The wind had picked up a little and it was a bit more exposed out on the front. There were very few birds around in the hedges and bushes today. Out on the saltmarsh, we could see lots of Golden Plover and Curlew, but no sign of the hoped-for Whimbrel today. A single Bar-tailed Godwit circled round with the Golden Plover when they took to the air. We could hear Greenshank calling, and eventually found one roosting on the edge of one of the small pools, its white head and underparts really shining in the sun. A very smart male Marsh Harrier flew in from the saltmarsh and over the hedge in front of us.
Heading back the other way, the pit was very quiet – most of the sylvia warblers seem to have cleared out in the recent fine weather. We had been told of a Pied Flycatcher at Garden Drove so we continued our way west. When we got there we found it had been showing very well but had just completely disappeared. Another flock of tits and Goldcrests was making its way down along the hedge by the track, but the flycatcher was not to be found with them.
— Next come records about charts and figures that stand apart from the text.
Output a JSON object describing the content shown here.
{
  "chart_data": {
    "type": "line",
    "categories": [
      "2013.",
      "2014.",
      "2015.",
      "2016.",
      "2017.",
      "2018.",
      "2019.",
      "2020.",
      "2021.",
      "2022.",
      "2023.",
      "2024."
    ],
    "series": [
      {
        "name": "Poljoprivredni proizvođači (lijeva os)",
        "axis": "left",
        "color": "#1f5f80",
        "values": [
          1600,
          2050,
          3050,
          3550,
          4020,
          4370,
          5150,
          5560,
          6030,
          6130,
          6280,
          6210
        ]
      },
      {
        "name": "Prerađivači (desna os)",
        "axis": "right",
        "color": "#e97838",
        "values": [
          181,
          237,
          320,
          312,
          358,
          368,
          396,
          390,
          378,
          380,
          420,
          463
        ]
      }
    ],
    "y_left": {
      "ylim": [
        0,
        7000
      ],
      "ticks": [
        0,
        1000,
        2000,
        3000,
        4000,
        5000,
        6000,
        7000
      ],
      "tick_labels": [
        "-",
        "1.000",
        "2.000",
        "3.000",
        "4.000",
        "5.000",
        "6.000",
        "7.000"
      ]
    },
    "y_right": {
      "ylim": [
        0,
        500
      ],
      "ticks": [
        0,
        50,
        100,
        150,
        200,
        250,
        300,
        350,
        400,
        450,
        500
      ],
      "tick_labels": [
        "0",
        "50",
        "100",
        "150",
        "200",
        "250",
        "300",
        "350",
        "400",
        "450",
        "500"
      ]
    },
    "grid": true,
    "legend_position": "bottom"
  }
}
We stood in the sun and most of the group decided it was a good opportunity to sit down on the grass and enjoy the warmth. While they did, we walked quietly back down the track to the wood at the end. By now, the tits were in the trees here and as we stood and watched the Long-tailed Tits flycatching in the sycamores, a Yellow-browed Warbler appeared in the tops briefly. Perhaps the bird we had missed yesterday or perhaps a new arrival, given the number which it appears had come in overnight.
When we got back to the rest of the group, there was still no sign of the Pied Flycatcher at first. One of them had walked further up and whistled us over as it finally showed itself again. We watched it preening in the sunshine and flycatching along the edge of the field. It was a lovely way to end a very successful tour.